Hemotympanum is most often associated with basilar skull fractures or nasal packing. Only six cases associated with spontaneous epistaxis have been described in the literature [1, 2]. Because of this rare situation, we present the case of a 51-year-old woman with bilateral hemotympanum secondary to spontaneous epistaxis. Initial evaluation must include an audiogram and radiological imaging (computed tomography, magnetic resonance imaging, etc.). Close follow-up of the patient is necessary for reducing the risk of long-term sequelae such as cholesterol granuloma [3].

Case report

A 51-year-old woman was referred to the emergency department with a complaint of epistaxis associated with exercise. She had been sweeping her house when she noticed the epistaxis. Her history indicated that after epistaxis had started, she went to the sink and cleaned her nose with water. She had pressed on her nose and called an ambulance. About 30 min after the start of epistaxis, an ambulance and emergency doctor arrived. The bleeding stopped while she was in the ambulance. Her blood pressure was 125/80 mmHg. She had an unremarkable past medical history and did not have coagulation diathesis or trauma/barotrauma, nor was she undergoing anticoagulant or salicylate therapy. She complained of slight hearing loss and a feeling of fullness in both ears. The physical examination was normal except for red-blue tympanic membranes and bilateral septal excoriation. There were no other petechiae or ecchymoses on the skin or mucous membranes. Her hematologic, biochemical and coagulation tests were also normal. Temporal bone fracture was ruled out by computed tomography scan.

She was referred to the emergency department 2 days after the problem had started. In our examination, we found bilateral blue ear drums (Figures 1 and 2), inactive epistaxis and septal excoriation (Figure 3). An audiogram demonstrated moderate bilateral conductive hearing loss, and the tympanogram findings were type b (flat type). After consulting an otolaryngologist, we prescribed amoxicillin (2 g/day). Five days after starting the medication, the patient's otoscopic findings and temporal MRI were normal at the control visit.

Figure 1
figure1

Endoscopic view of right tympanic membrane.

Figure 2
figure2

Endoscopic view of left tympanic membrane.

Figure 3
figure3

Endoscopic view of septal excoriation.

Idiopathic or spontaneous hemotympanum is an uncommon disorder characterized by a black-blue tympanic membrane discoloration as a result of recurrent hemorrhage in the middle ear or mastoid in the presence of Eustachian tube obstruction. Initial evaluation of a blue middle ear mass includes an audiogram and computed tomography (CT) scan with intravenous contrast. CT may identify congenital vascular malformation or bone erosion due to chronic otitis media or tumors. A magnetic resonance imaging (MRI) scan is useful to distinguish hemotympanum from a vascular tumor and to avoiding angiography, which is associated with significant morbidity. Evidence suggests that secretory otitis media and spontaneous hemotympanum are different phases of the same disease process.

Discussion

Epistaxis is common and occurs more commonly in male than female patients. Epistaxis is noted at higher incidence in older patients [4]. It is secondary to local or systemic causes. Nasal trauma (surgical, digital), foreign bodies in the nasal passage, topical sprays or dust, inflammatory nasal diseases, septal deformities, tumors and vascular aneurysms can be the local factors [5, 6]. Coagulation deficits, Osler-Weber-Rendu disease and arteriosclerotic vascular diseases are possible systemic factors [5, 6]. Also regular uptake of anticoagulants can cause spontaneous bilateral hemotympanum [7].
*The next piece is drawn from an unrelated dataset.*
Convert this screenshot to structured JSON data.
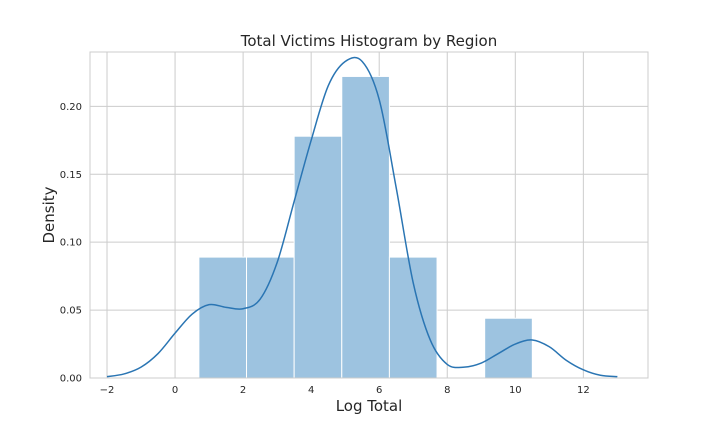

The vascular supply of nasal mucosa originates from the external and internal carotid arteries. Kiesselbach's plexus, which is on the anterior part of the septum, is the site of most epistaxis events [6]; it is also known as Little's area and is rich in vascular supply [5].
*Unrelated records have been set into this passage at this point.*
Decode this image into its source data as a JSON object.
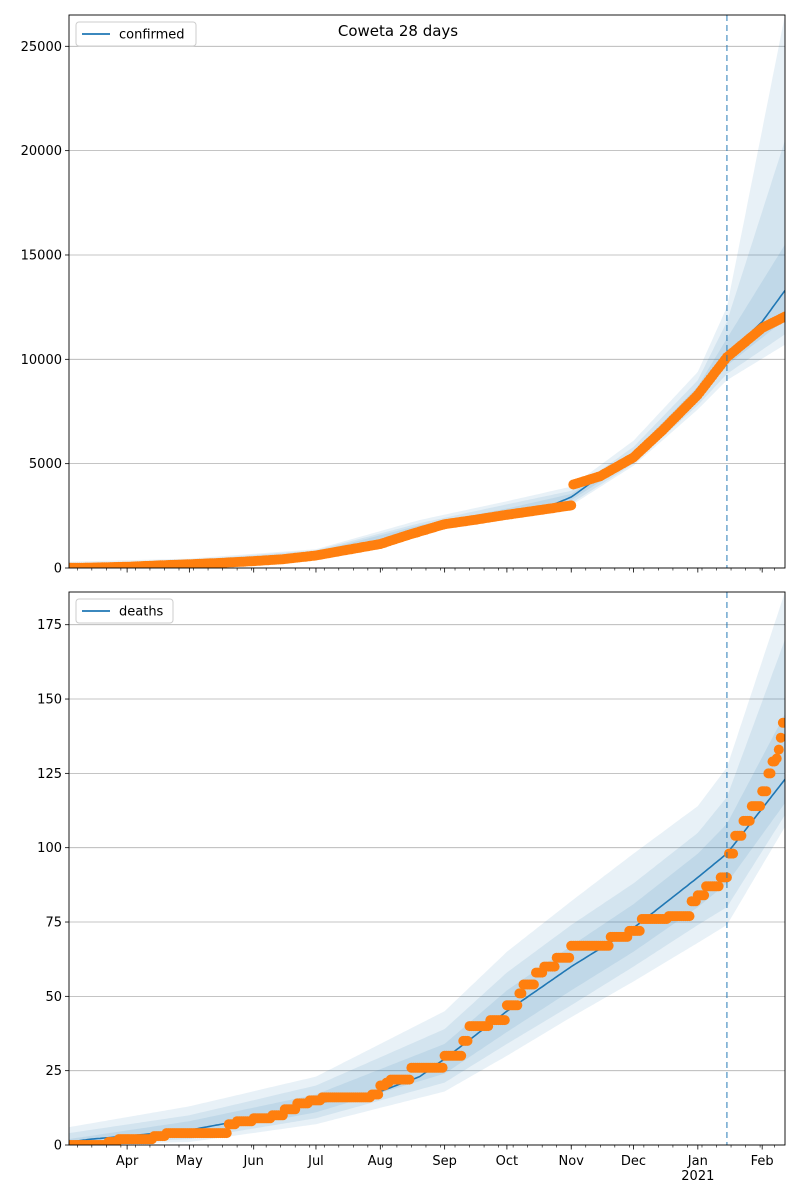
{
  "title": "Coweta 28 days",
  "colors": {
    "model": "#1f77b4",
    "observed": "#ff7f0e",
    "band": "#1f77b4",
    "grid": "#b0b0b0",
    "forecast_line": "#1f77b4"
  },
  "chart_data": [
    {
      "type": "line",
      "legend": "confirmed",
      "legend_position": "top-left",
      "grid": "y",
      "ylim": [
        0,
        26500
      ],
      "yticks": [
        0,
        5000,
        10000,
        15000,
        20000,
        25000
      ],
      "xlim": [
        "2020-03-04",
        "2021-02-12"
      ],
      "forecast_start": "2021-01-15",
      "model": [
        [
          "2020-03-04",
          60
        ],
        [
          "2020-04-01",
          100
        ],
        [
          "2020-05-01",
          220
        ],
        [
          "2020-06-01",
          420
        ],
        [
          "2020-07-01",
          700
        ],
        [
          "2020-08-01",
          1300
        ],
        [
          "2020-08-20",
          1900
        ],
        [
          "2020-09-01",
          2250
        ],
        [
          "2020-10-01",
          2650
        ],
        [
          "2020-10-20",
          2900
        ],
        [
          "2020-11-01",
          3400
        ],
        [
          "2020-11-15",
          4400
        ],
        [
          "2020-12-01",
          5300
        ],
        [
          "2020-12-15",
          6500
        ],
        [
          "2021-01-01",
          8300
        ],
        [
          "2021-01-15",
          10200
        ],
        [
          "2021-02-01",
          11800
        ],
        [
          "2021-02-12",
          13300
        ]
      ],
      "bands": [
        {
          "lower": [
            [
              "2020-03-04",
              0
            ],
            [
              "2020-05-01",
              150
            ],
            [
              "2020-07-01",
              550
            ],
            [
              "2020-08-20",
              1700
            ],
            [
              "2020-10-01",
              2400
            ],
            [
              "2020-11-01",
              3000
            ],
            [
              "2020-12-01",
              4900
            ],
            [
              "2021-01-01",
              7600
            ],
            [
              "2021-01-15",
              9000
            ],
            [
              "2021-02-12",
              10700
            ]
          ],
          "upper": [
            [
              "2020-03-04",
              300
            ],
            [
              "2020-05-01",
              450
            ],
            [
              "2020-07-01",
              900
            ],
            [
              "2020-08-20",
              2300
            ],
            [
              "2020-10-01",
              3200
            ],
            [
              "2020-11-01",
              3900
            ],
            [
              "2020-12-01",
              6100
            ],
            [
              "2021-01-01",
              9400
            ],
            [
              "2021-01-15",
              12500
            ],
            [
              "2021-02-12",
              26500
            ]
          ]
        },
        {
          "lower": [
            [
              "2020-03-04",
              10
            ],
            [
              "2020-05-01",
              170
            ],
            [
              "2020-07-01",
              600
            ],
            [
              "2020-08-20",
              1750
            ],
            [
              "2020-10-01",
              2450
            ],
            [
              "2020-11-01",
              3100
            ],
            [
              "2020-12-01",
              5000
            ],
            [
              "2021-01-01",
              7800
            ],
            [
              "2021-01-15",
              9300
            ],
            [
              "2021-02-12",
              11200
            ]
          ],
          "upper": [
            [
              "2020-03-04",
              200
            ],
            [
              "2020-05-01",
              380
            ],
            [
              "2020-07-01",
              850
            ],
            [
              "2020-08-20",
              2150
            ],
            [
              "2020-10-01",
              3050
            ],
            [
              "2020-11-01",
              3700
            ],
            [
              "2020-12-01",
              5800
            ],
            [
              "2021-01-01",
              9000
            ],
            [
              "2021-01-15",
              11800
            ],
            [
              "2021-02-12",
              20500
            ]
          ]
        },
        {
          "lower": [
            [
              "2020-03-04",
              30
            ],
            [
              "2020-05-01",
              190
            ],
            [
              "2020-07-01",
              650
            ],
            [
              "2020-08-20",
              1800
            ],
            [
              "2020-10-01",
              2550
            ],
            [
              "2020-11-01",
              3250
            ],
            [
              "2020-12-01",
              5150
            ],
            [
              "2021-01-01",
              8000
            ],
            [
              "2021-01-15",
              9700
            ],
            [
              "2021-02-12",
              11900
            ]
          ],
          "upper": [
            [
              "2020-03-04",
              130
            ],
            [
              "2020-05-01",
              300
            ],
            [
              "2020-07-01",
              780
            ],
            [
              "2020-08-20",
              2050
            ],
            [
              "2020-10-01",
              2850
            ],
            [
              "2020-11-01",
              3550
            ],
            [
              "2020-12-01",
              5550
            ],
            [
              "2021-01-01",
              8700
            ],
            [
              "2021-01-15",
              11000
            ],
            [
              "2021-02-12",
              15500
            ]
          ]
        }
      ],
      "observed": [
        [
          "2020-03-04",
          10
        ],
        [
          "2020-03-15",
          20
        ],
        [
          "2020-04-01",
          60
        ],
        [
          "2020-04-15",
          120
        ],
        [
          "2020-05-01",
          180
        ],
        [
          "2020-05-15",
          240
        ],
        [
          "2020-06-01",
          330
        ],
        [
          "2020-06-15",
          420
        ],
        [
          "2020-07-01",
          600
        ],
        [
          "2020-07-15",
          850
        ],
        [
          "2020-08-01",
          1150
        ],
        [
          "2020-08-15",
          1600
        ],
        [
          "2020-09-01",
          2100
        ],
        [
          "2020-09-15",
          2300
        ],
        [
          "2020-10-01",
          2550
        ],
        [
          "2020-10-15",
          2750
        ],
        [
          "2020-11-01",
          3000
        ],
        [
          "2020-11-02",
          4000
        ],
        [
          "2020-11-15",
          4400
        ],
        [
          "2020-12-01",
          5300
        ],
        [
          "2020-12-15",
          6600
        ],
        [
          "2021-01-01",
          8300
        ],
        [
          "2021-01-15",
          10100
        ],
        [
          "2021-02-01",
          11500
        ],
        [
          "2021-02-12",
          12050
        ]
      ]
    },
    {
      "type": "line",
      "legend": "deaths",
      "legend_position": "top-left",
      "grid": "y",
      "ylim": [
        0,
        186
      ],
      "yticks": [
        0,
        25,
        50,
        75,
        100,
        125,
        150,
        175
      ],
      "xlim": [
        "2020-03-04",
        "2021-02-12"
      ],
      "xtick_labels": [
        "Apr",
        "May",
        "Jun",
        "Jul",
        "Aug",
        "Sep",
        "Oct",
        "Nov",
        "Dec",
        "Jan\n2021",
        "Feb"
      ],
      "forecast_start": "2021-01-15",
      "model": [
        [
          "2020-03-04",
          1
        ],
        [
          "2020-03-15",
          2
        ],
        [
          "2020-04-01",
          3
        ],
        [
          "2020-05-01",
          5
        ],
        [
          "2020-06-01",
          9
        ],
        [
          "2020-07-01",
          14
        ],
        [
          "2020-08-01",
          18
        ],
        [
          "2020-08-20",
          23
        ],
        [
          "2020-09-01",
          29
        ],
        [
          "2020-10-01",
          45
        ],
        [
          "2020-11-01",
          60
        ],
        [
          "2020-12-01",
          73
        ],
        [
          "2021-01-01",
          90
        ],
        [
          "2021-01-15",
          98
        ],
        [
          "2021-02-12",
          123
        ]
      ],
      "bands": [
        {
          "lower": [
            [
              "2020-03-04",
              0
            ],
            [
              "2020-05-01",
              1
            ],
            [
              "2020-07-01",
              7
            ],
            [
              "2020-09-01",
              18
            ],
            [
              "2020-10-01",
              30
            ],
            [
              "2020-11-01",
              43
            ],
            [
              "2020-12-01",
              55
            ],
            [
              "2021-01-01",
              68
            ],
            [
              "2021-01-15",
              74
            ],
            [
              "2021-02-12",
              107
            ]
          ],
          "upper": [
            [
              "2020-03-04",
              6
            ],
            [
              "2020-05-01",
              13
            ],
            [
              "2020-07-01",
              23
            ],
            [
              "2020-09-01",
              45
            ],
            [
              "2020-10-01",
              65
            ],
            [
              "2020-11-01",
              82
            ],
            [
              "2020-12-01",
              98
            ],
            [
              "2021-01-01",
              114
            ],
            [
              "2021-01-15",
              127
            ],
            [
              "2021-02-12",
              186
            ]
          ]
        },
        {
          "lower": [
            [
              "2020-03-04",
              0
            ],
            [
              "2020-05-01",
              2
            ],
            [
              "2020-07-01",
              9
            ],
            [
              "2020-09-01",
              21
            ],
            [
              "2020-10-01",
              34
            ],
            [
              "2020-11-01",
              47
            ],
            [
              "2020-12-01",
              60
            ],
            [
              "2021-01-01",
              74
            ],
            [
              "2021-01-15",
              80
            ],
            [
              "2021-02-12",
              111
            ]
          ],
          "upper": [
            [
              "2020-03-04",
              4
            ],
            [
              "2020-05-01",
              10
            ],
            [
              "2020-07-01",
              20
            ],
            [
              "2020-09-01",
              39
            ],
            [
              "2020-10-01",
              58
            ],
            [
              "2020-11-01",
              74
            ],
            [
              "2020-12-01",
              88
            ],
            [
              "2021-01-01",
              105
            ],
            [
              "2021-01-15",
              117
            ],
            [
              "2021-02-12",
              170
            ]
          ]
        },
        {
          "lower": [
            [
              "2020-03-04",
              0
            ],
            [
              "2020-05-01",
              3
            ],
            [
              "2020-07-01",
              11
            ],
            [
              "2020-09-01",
              24
            ],
            [
              "2020-10-01",
              38
            ],
            [
              "2020-11-01",
              52
            ],
            [
              "2020-12-01",
              65
            ],
            [
              "2021-01-01",
              80
            ],
            [
              "2021-01-15",
              88
            ],
            [
              "2021-02-12",
              115
            ]
          ],
          "upper": [
            [
              "2020-03-04",
              2
            ],
            [
              "2020-05-01",
              8
            ],
            [
              "2020-07-01",
              17
            ],
            [
              "2020-09-01",
              34
            ],
            [
              "2020-10-01",
              52
            ],
            [
              "2020-11-01",
              67
            ],
            [
              "2020-12-01",
              81
            ],
            [
              "2021-01-01",
              98
            ],
            [
              "2021-01-15",
              108
            ],
            [
              "2021-02-12",
              145
            ]
          ]
        }
      ],
      "observed": [
        [
          "2020-03-04",
          0
        ],
        [
          "2020-03-23",
          1
        ],
        [
          "2020-03-28",
          2
        ],
        [
          "2020-04-10",
          2
        ],
        [
          "2020-04-14",
          3
        ],
        [
          "2020-04-20",
          4
        ],
        [
          "2020-05-15",
          4
        ],
        [
          "2020-05-20",
          7
        ],
        [
          "2020-05-24",
          8
        ],
        [
          "2020-06-01",
          9
        ],
        [
          "2020-06-10",
          10
        ],
        [
          "2020-06-16",
          12
        ],
        [
          "2020-06-22",
          14
        ],
        [
          "2020-06-28",
          15
        ],
        [
          "2020-07-04",
          16
        ],
        [
          "2020-07-15",
          16
        ],
        [
          "2020-07-28",
          17
        ],
        [
          "2020-08-01",
          20
        ],
        [
          "2020-08-04",
          21
        ],
        [
          "2020-08-06",
          22
        ],
        [
          "2020-08-14",
          22
        ],
        [
          "2020-08-16",
          26
        ],
        [
          "2020-08-31",
          26
        ],
        [
          "2020-09-01",
          30
        ],
        [
          "2020-09-10",
          35
        ],
        [
          "2020-09-13",
          40
        ],
        [
          "2020-09-23",
          42
        ],
        [
          "2020-10-01",
          47
        ],
        [
          "2020-10-07",
          51
        ],
        [
          "2020-10-09",
          54
        ],
        [
          "2020-10-15",
          58
        ],
        [
          "2020-10-19",
          60
        ],
        [
          "2020-10-25",
          63
        ],
        [
          "2020-10-31",
          63
        ],
        [
          "2020-11-01",
          67
        ],
        [
          "2020-11-15",
          67
        ],
        [
          "2020-11-20",
          70
        ],
        [
          "2020-11-29",
          72
        ],
        [
          "2020-12-05",
          76
        ],
        [
          "2020-12-10",
          76
        ],
        [
          "2020-12-18",
          77
        ],
        [
          "2020-12-25",
          77
        ],
        [
          "2020-12-29",
          82
        ],
        [
          "2021-01-01",
          84
        ],
        [
          "2021-01-05",
          87
        ],
        [
          "2021-01-12",
          90
        ],
        [
          "2021-01-16",
          98
        ],
        [
          "2021-01-19",
          104
        ],
        [
          "2021-01-23",
          109
        ],
        [
          "2021-01-27",
          114
        ],
        [
          "2021-02-01",
          119
        ],
        [
          "2021-02-04",
          125
        ],
        [
          "2021-02-06",
          129
        ],
        [
          "2021-02-08",
          130
        ],
        [
          "2021-02-09",
          133
        ],
        [
          "2021-02-10",
          137
        ],
        [
          "2021-02-11",
          142
        ]
      ]
    }
  ]
}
Especially temporal bone fractures, nasal packing, anticoagulant therapy, chronic otitis media and coagulation deficits are the causes of hemotympanum [810]. It is most often associated with temporal traumas rather than nasal packing [1], but occasionally nasal packing, which can lead to peritubal lymphatic stasis, is a cause of hemotympanum [11]. Dysfunction of the Eustachian tube is thought to be the reason for spontaneous hemotympanum secondary to epistaxis [1]. In the case presented here, there was no history of nasal packing, so retrograde blood reflux to the Eustachian tube could have been the cause because there was a history of nasal pressure that could have caused reflux to the Eustachian tubes.
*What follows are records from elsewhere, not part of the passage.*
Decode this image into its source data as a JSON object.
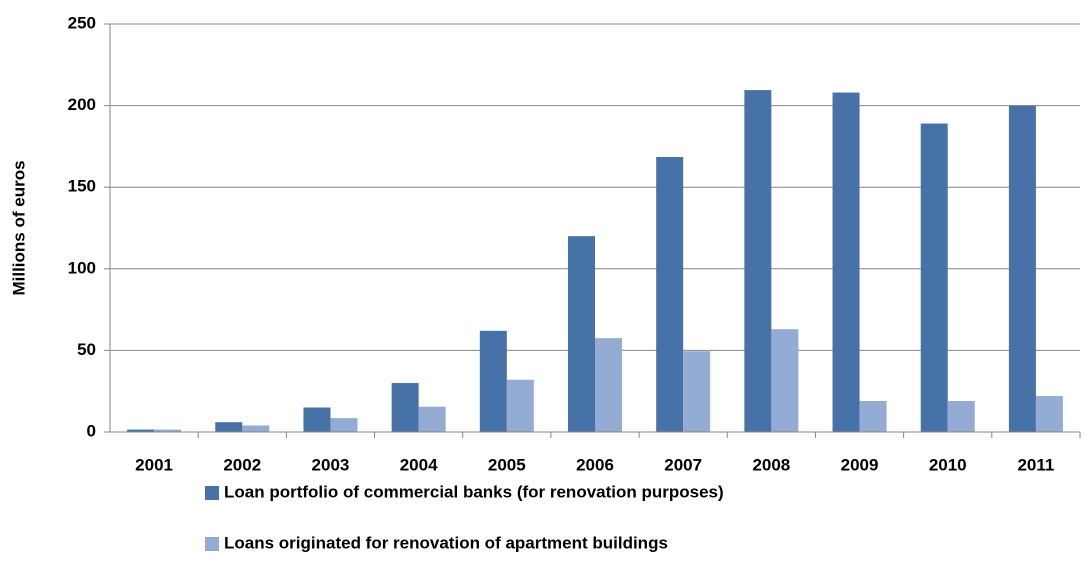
{
  "chart_data": {
    "type": "bar",
    "y_label": "Millions of euros",
    "categories": [
      "2001",
      "2002",
      "2003",
      "2004",
      "2005",
      "2006",
      "2007",
      "2008",
      "2009",
      "2010",
      "2011"
    ],
    "series": [
      {
        "name": "Loan portfolio of commercial banks (for renovation purposes)",
        "color": "#4672a8",
        "values": [
          1.5,
          6,
          15,
          30,
          62,
          120,
          168.5,
          209.5,
          208,
          189,
          200
        ]
      },
      {
        "name": "Loans originated for renovation of apartment buildings",
        "color": "#94abd4",
        "values": [
          1.5,
          4,
          8.5,
          15.5,
          32,
          57.5,
          49.5,
          63,
          19,
          19,
          22
        ]
      }
    ],
    "ylim": [
      0,
      250
    ],
    "yticks": [
      0,
      50,
      100,
      150,
      200,
      250
    ],
    "grid": true
  }
}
Computed tomography or magnetic resonance imaging is necessary for making the differential diagnosis concerning the etiology of epistaxis [12]. In temporal traumas a fracture line could be visible on the scan, and chronic middle ear effusion can also be seen in cases of chronic otitis media. In patients with a basilar skull fracture, there can also be facial paralysis, tympanic membrane perforation or otorrhea. In patients with chronic otitis media, retraction pockets on the tympanic membrane are also visible.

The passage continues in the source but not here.